FA and EFL adopt IHRA definition of antisemitism

Announcements come on Holocaust Memorial Day


The Football Association (FA) and the English Football League (EFL) have both announced on Holocaust Memorial Day that they have adopted  the International Holocaust Remembrance Alliance (IHRA) definition of antisemitism.

Following last month’s announcement by the Premier League that they had adopted the definition, Mark Bullingham, the FA’s Chief Executive Officer confirmed on Wednesday his organization’s commitment to tackling anti-Jewish racism.

Mr Bullingham said: “Adopting this working definition is an important step and it will provide clarity across football on what language or actions may be considered antisemitic.

“We will continue to work closely with the relevant authorities and everyone within football to reaffirm the message that antisemitic behaviour is completely unacceptable.”

Meanwhile in their own statement, the EFL, which represents the three lower football divisions,  said that in conjunction with Kick it Out and Lord Mann, the UK Government’s Independent Adviser on Antisemitism, they were joining over 30 countries, major political parties, local authorities, and fellow members of football family in its adoption of the definition.
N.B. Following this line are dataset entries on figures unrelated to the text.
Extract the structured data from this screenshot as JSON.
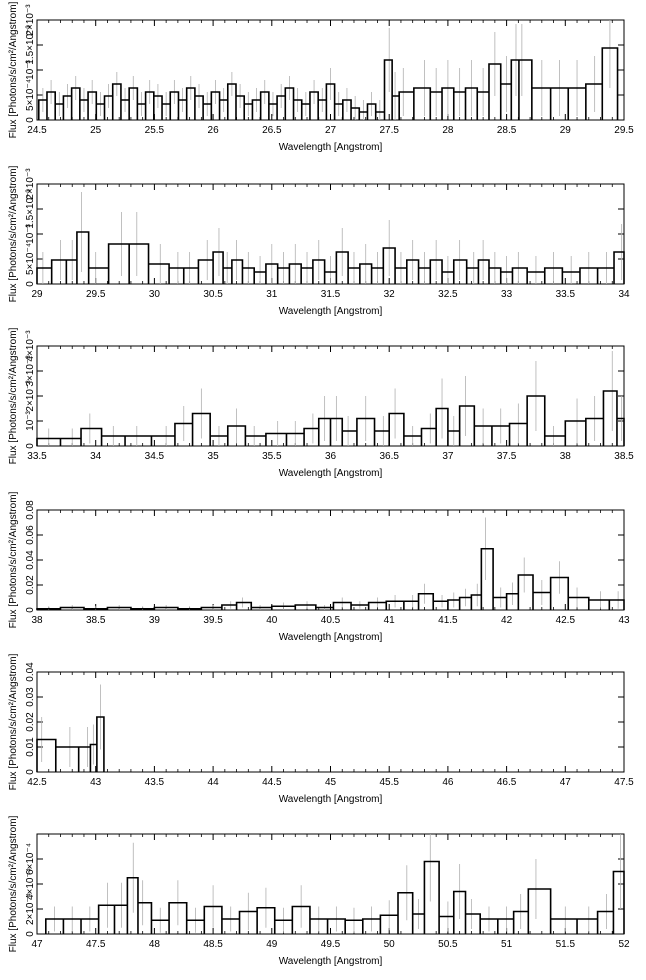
{
  "chart_data": [
    {
      "type": "line",
      "xlabel": "Wavelength [Angstrom]",
      "ylabel": "Flux [Photons/s/cm²/Angstrom]",
      "xlim": [
        24.5,
        29.5
      ],
      "ylim": [
        0,
        0.0025
      ],
      "xticks": [
        "24.5",
        "25",
        "25.5",
        "26",
        "26.5",
        "27",
        "27.5",
        "28",
        "28.5",
        "29",
        "29.5"
      ],
      "yticks": [
        "0",
        "5×10⁻⁴",
        "10⁻³",
        "1.5×10⁻³",
        "2×10⁻³"
      ],
      "series": [
        {
          "x": [
            24.55,
            24.62,
            24.69,
            24.76,
            24.83,
            24.9,
            24.97,
            25.04,
            25.11,
            25.18,
            25.25,
            25.32,
            25.39,
            25.46,
            25.53,
            25.6,
            25.67,
            25.74,
            25.81,
            25.88,
            25.95,
            26.02,
            26.09,
            26.16,
            26.23,
            26.3,
            26.37,
            26.44,
            26.51,
            26.58,
            26.65,
            26.72,
            26.79,
            26.86,
            26.93,
            27.0,
            27.07,
            27.14,
            27.21,
            27.28,
            27.35,
            27.42,
            27.5,
            27.55,
            27.62,
            27.8,
            27.9,
            28.0,
            28.1,
            28.2,
            28.3,
            28.4,
            28.5,
            28.58,
            28.63,
            28.8,
            28.95,
            29.1,
            29.25,
            29.38
          ],
          "y": [
            0.0005,
            0.0007,
            0.0004,
            0.0006,
            0.0008,
            0.0005,
            0.0007,
            0.0004,
            0.0006,
            0.0009,
            0.0005,
            0.0008,
            0.0004,
            0.0007,
            0.0006,
            0.0004,
            0.0007,
            0.0005,
            0.0008,
            0.0006,
            0.0004,
            0.0007,
            0.0005,
            0.0009,
            0.0006,
            0.0004,
            0.0005,
            0.0007,
            0.0004,
            0.0006,
            0.0008,
            0.0005,
            0.0004,
            0.0007,
            0.0005,
            0.0009,
            0.0004,
            0.0005,
            0.0003,
            0.0002,
            0.0004,
            0.0002,
            0.0015,
            0.0006,
            0.0007,
            0.0008,
            0.0007,
            0.0008,
            0.0007,
            0.0008,
            0.0007,
            0.0014,
            0.0009,
            0.0015,
            0.0015,
            0.0008,
            0.0008,
            0.0008,
            0.0009,
            0.0018
          ],
          "err": [
            0.0003,
            0.0003,
            0.0003,
            0.0003,
            0.0003,
            0.0003,
            0.0003,
            0.0003,
            0.0003,
            0.0003,
            0.0003,
            0.0003,
            0.0003,
            0.0003,
            0.0003,
            0.0003,
            0.0003,
            0.0003,
            0.0003,
            0.0003,
            0.0003,
            0.0003,
            0.0003,
            0.0003,
            0.0003,
            0.0003,
            0.0003,
            0.0003,
            0.0003,
            0.0003,
            0.0003,
            0.0003,
            0.0003,
            0.0003,
            0.0003,
            0.0004,
            0.0003,
            0.0003,
            0.0003,
            0.0003,
            0.0003,
            0.0003,
            0.0008,
            0.0006,
            0.0006,
            0.0007,
            0.0006,
            0.0007,
            0.0006,
            0.0007,
            0.0006,
            0.0008,
            0.0007,
            0.0009,
            0.0009,
            0.0007,
            0.0007,
            0.0007,
            0.0007,
            0.001
          ]
        }
      ]
    },
    {
      "type": "line",
      "xlabel": "Wavelength [Angstrom]",
      "ylabel": "Flux [Photons/s/cm²/Angstrom]",
      "xlim": [
        29,
        34
      ],
      "ylim": [
        0,
        0.0025
      ],
      "xticks": [
        "29",
        "29.5",
        "30",
        "30.5",
        "31",
        "31.5",
        "32",
        "32.5",
        "33",
        "33.5",
        "34"
      ],
      "yticks": [
        "0",
        "5×10⁻⁴",
        "10⁻³",
        "1.5×10⁻³",
        "2×10⁻³"
      ],
      "series": [
        {
          "x": [
            29.05,
            29.2,
            29.3,
            29.38,
            29.5,
            29.72,
            29.85,
            30.05,
            30.2,
            30.3,
            30.45,
            30.55,
            30.62,
            30.7,
            30.8,
            30.9,
            31.0,
            31.1,
            31.2,
            31.3,
            31.4,
            31.5,
            31.6,
            31.7,
            31.8,
            31.9,
            32.0,
            32.1,
            32.2,
            32.3,
            32.4,
            32.5,
            32.6,
            32.72,
            32.8,
            32.9,
            33.0,
            33.1,
            33.25,
            33.4,
            33.55,
            33.7,
            33.85,
            33.98
          ],
          "y": [
            0.0004,
            0.0006,
            0.0006,
            0.0013,
            0.0004,
            0.001,
            0.001,
            0.0005,
            0.0004,
            0.0004,
            0.0006,
            0.0008,
            0.0004,
            0.0006,
            0.0004,
            0.0003,
            0.0005,
            0.0004,
            0.0005,
            0.0004,
            0.0006,
            0.0003,
            0.0008,
            0.0004,
            0.0005,
            0.0004,
            0.0009,
            0.0004,
            0.0006,
            0.0004,
            0.0006,
            0.0003,
            0.0006,
            0.0004,
            0.0006,
            0.0004,
            0.0003,
            0.0004,
            0.0003,
            0.0004,
            0.0003,
            0.0004,
            0.0004,
            0.0008
          ],
          "err": [
            0.0004,
            0.0005,
            0.0005,
            0.001,
            0.0004,
            0.0008,
            0.0008,
            0.0005,
            0.0004,
            0.0004,
            0.0005,
            0.0006,
            0.0004,
            0.0005,
            0.0004,
            0.0004,
            0.0005,
            0.0004,
            0.0005,
            0.0004,
            0.0005,
            0.0004,
            0.0006,
            0.0004,
            0.0005,
            0.0004,
            0.0007,
            0.0004,
            0.0005,
            0.0004,
            0.0005,
            0.0004,
            0.0005,
            0.0004,
            0.0005,
            0.0004,
            0.0004,
            0.0004,
            0.0004,
            0.0004,
            0.0004,
            0.0004,
            0.0004,
            0.0007
          ]
        }
      ]
    },
    {
      "type": "line",
      "xlabel": "Wavelength [Angstrom]",
      "ylabel": "Flux [Photons/s/cm²/Angstrom]",
      "xlim": [
        33.5,
        38.5
      ],
      "ylim": [
        0,
        0.004
      ],
      "xticks": [
        "33.5",
        "34",
        "34.5",
        "35",
        "35.5",
        "36",
        "36.5",
        "37",
        "37.5",
        "38",
        "38.5"
      ],
      "yticks": [
        "0",
        "10⁻³",
        "2×10⁻³",
        "3×10⁻³",
        "4×10⁻³"
      ],
      "series": [
        {
          "x": [
            33.6,
            33.8,
            33.95,
            34.15,
            34.35,
            34.6,
            34.75,
            34.9,
            35.05,
            35.2,
            35.35,
            35.55,
            35.7,
            35.85,
            35.95,
            36.05,
            36.15,
            36.3,
            36.45,
            36.55,
            36.7,
            36.85,
            36.95,
            37.05,
            37.15,
            37.3,
            37.45,
            37.6,
            37.75,
            37.9,
            38.1,
            38.25,
            38.4,
            38.48
          ],
          "y": [
            0.0003,
            0.0003,
            0.0007,
            0.0004,
            0.0004,
            0.0004,
            0.0009,
            0.0013,
            0.0004,
            0.0008,
            0.0004,
            0.0005,
            0.0005,
            0.0007,
            0.0011,
            0.0011,
            0.0006,
            0.0011,
            0.0006,
            0.0013,
            0.0004,
            0.0007,
            0.0015,
            0.0006,
            0.0016,
            0.0008,
            0.0008,
            0.0009,
            0.002,
            0.0004,
            0.001,
            0.0011,
            0.0022,
            0.0011
          ],
          "err": [
            0.0004,
            0.0004,
            0.0006,
            0.0004,
            0.0004,
            0.0004,
            0.0007,
            0.001,
            0.0004,
            0.0007,
            0.0004,
            0.0005,
            0.0005,
            0.0006,
            0.0009,
            0.0009,
            0.0006,
            0.0009,
            0.0006,
            0.001,
            0.0004,
            0.0006,
            0.0012,
            0.0006,
            0.0012,
            0.0007,
            0.0007,
            0.0008,
            0.0014,
            0.0004,
            0.0009,
            0.0009,
            0.0016,
            0.0009
          ]
        }
      ]
    },
    {
      "type": "line",
      "xlabel": "Wavelength [Angstrom]",
      "ylabel": "Flux [Photons/s/cm²/Angstrom]",
      "xlim": [
        38,
        43
      ],
      "ylim": [
        0,
        0.08
      ],
      "xticks": [
        "38",
        "38.5",
        "39",
        "39.5",
        "40",
        "40.5",
        "41",
        "41.5",
        "42",
        "42.5",
        "43"
      ],
      "yticks": [
        "0",
        "0.02",
        "0.04",
        "0.06",
        "0.08"
      ],
      "series": [
        {
          "x": [
            38.1,
            38.3,
            38.5,
            38.7,
            38.9,
            39.1,
            39.3,
            39.5,
            39.65,
            39.75,
            39.9,
            40.1,
            40.3,
            40.45,
            40.6,
            40.75,
            40.9,
            41.05,
            41.2,
            41.3,
            41.45,
            41.55,
            41.65,
            41.75,
            41.82,
            41.95,
            42.05,
            42.15,
            42.3,
            42.45,
            42.6,
            42.8,
            42.95
          ],
          "y": [
            0.001,
            0.002,
            0.001,
            0.002,
            0.001,
            0.002,
            0.001,
            0.002,
            0.004,
            0.006,
            0.002,
            0.003,
            0.004,
            0.002,
            0.006,
            0.004,
            0.006,
            0.007,
            0.007,
            0.013,
            0.007,
            0.008,
            0.01,
            0.012,
            0.049,
            0.01,
            0.013,
            0.028,
            0.014,
            0.026,
            0.01,
            0.008,
            0.008
          ],
          "err": [
            0.002,
            0.002,
            0.002,
            0.002,
            0.002,
            0.002,
            0.002,
            0.002,
            0.003,
            0.004,
            0.002,
            0.003,
            0.003,
            0.002,
            0.004,
            0.003,
            0.004,
            0.005,
            0.005,
            0.008,
            0.005,
            0.006,
            0.007,
            0.009,
            0.025,
            0.008,
            0.009,
            0.014,
            0.01,
            0.013,
            0.008,
            0.007,
            0.007
          ]
        }
      ]
    },
    {
      "type": "line",
      "xlabel": "Wavelength [Angstrom]",
      "ylabel": "Flux [Photons/s/cm²/Angstrom]",
      "xlim": [
        42.5,
        47.5
      ],
      "ylim": [
        0,
        0.04
      ],
      "xticks": [
        "42.5",
        "43",
        "43.5",
        "44",
        "44.5",
        "45",
        "45.5",
        "46",
        "46.5",
        "47",
        "47.5"
      ],
      "yticks": [
        "0",
        "0.01",
        "0.02",
        "0.03",
        "0.04"
      ],
      "series": [
        {
          "x": [
            42.54,
            42.78,
            42.93,
            42.98,
            43.04
          ],
          "y": [
            0.013,
            0.01,
            0.01,
            0.011,
            0.022
          ],
          "err": [
            0.009,
            0.008,
            0.008,
            0.008,
            0.013
          ]
        }
      ]
    },
    {
      "type": "line",
      "xlabel": "Wavelength [Angstrom]",
      "ylabel": "Flux [Photons/s/cm²/Angstrom]",
      "xlim": [
        47,
        52
      ],
      "ylim": [
        0,
        0.0008
      ],
      "xticks": [
        "47",
        "47.5",
        "48",
        "48.5",
        "49",
        "49.5",
        "50",
        "50.5",
        "51",
        "51.5",
        "52"
      ],
      "yticks": [
        "0",
        "2×10⁻⁴",
        "4×10⁻⁴",
        "6×10⁻⁴"
      ],
      "series": [
        {
          "x": [
            47.15,
            47.3,
            47.45,
            47.6,
            47.72,
            47.82,
            47.9,
            48.05,
            48.2,
            48.35,
            48.5,
            48.65,
            48.8,
            48.95,
            49.1,
            49.25,
            49.4,
            49.55,
            49.7,
            49.85,
            50.0,
            50.15,
            50.25,
            50.35,
            50.5,
            50.6,
            50.7,
            50.85,
            51.0,
            51.12,
            51.25,
            51.5,
            51.7,
            51.85,
            51.97
          ],
          "y": [
            0.00012,
            0.00012,
            0.00012,
            0.00023,
            0.00023,
            0.00045,
            0.00025,
            0.00011,
            0.00025,
            0.00011,
            0.00022,
            0.00012,
            0.00018,
            0.00021,
            0.00011,
            0.00022,
            0.00012,
            0.00012,
            0.00011,
            0.00012,
            0.00015,
            0.00033,
            0.00016,
            0.00058,
            0.00014,
            0.00034,
            0.00016,
            0.00012,
            0.00012,
            0.00018,
            0.00036,
            0.00012,
            0.00012,
            0.00018,
            0.0005
          ],
          "err": [
            0.0001,
            0.0001,
            0.0001,
            0.00018,
            0.00018,
            0.00028,
            0.00018,
            0.0001,
            0.00018,
            0.0001,
            0.00017,
            0.0001,
            0.00015,
            0.00016,
            0.0001,
            0.00017,
            0.0001,
            0.0001,
            0.0001,
            0.0001,
            0.00012,
            0.00022,
            0.00012,
            0.00032,
            0.00012,
            0.00022,
            0.00012,
            0.0001,
            0.0001,
            0.00014,
            0.00024,
            0.0001,
            0.0001,
            0.00014,
            0.0003
          ]
        }
      ]
    }
  ]
}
Trevor Birch, the EFL Chief Executive said: “Discrimination has no place in football or society, and today on Holocaust Memorial Day, the EFL is adopting the IHRA’s definition as part of an ongoing, international effort to combat antisemitism. 

“Prejudice and the language of hatred must be challenged by us all and the EFL remains steadfast in its resolve to help foster equality throughout our game and unity in our communities.”

The moves follow a concerted effort by Jonathan Goldstein, Chair of the Jewish Leadership Council, and Lord John Mann to encourage sporting organisations and clubs to take the lead in adopting IHRA.

Mr Goldstein said: "We thank The English Football League for joining the growing list of respected institutions in adopting the IHRA definition of Antisemitism. Football inspires millions across our country and the world and the impact of this adoption will be felt far and wide.

“It will help protect Jewish fans and inform and educate others in what modern anti-Jewish racism can look like and how important it is to call it out."

Lord Mann also praised the FA saying: “This is an opportunity to strengthen anti-racist work across all levels of the game and I am proud that The FA has been one of the world leaders in adopting the IHRA definition.”

To commemorate UK Holocaust Memorial Day on Wednesday, Wembley Stadium will light its arch in purple. It joins several other iconic landmarks in doing so, across the country.

Sanjay Bhandari, Kick It Out Chair, said: “We know that antisemitism is still a prominent issue in society. But, football has the power to inspire change and that’s what we want to see through clubs adopting the IHRA definition of antisemitism.

“The reach of football clubs is vast and their messages are seen by millions of supporters. So, the more people we can reach and educate, the more impact we can have as a society in wiping out antisemitism for good.”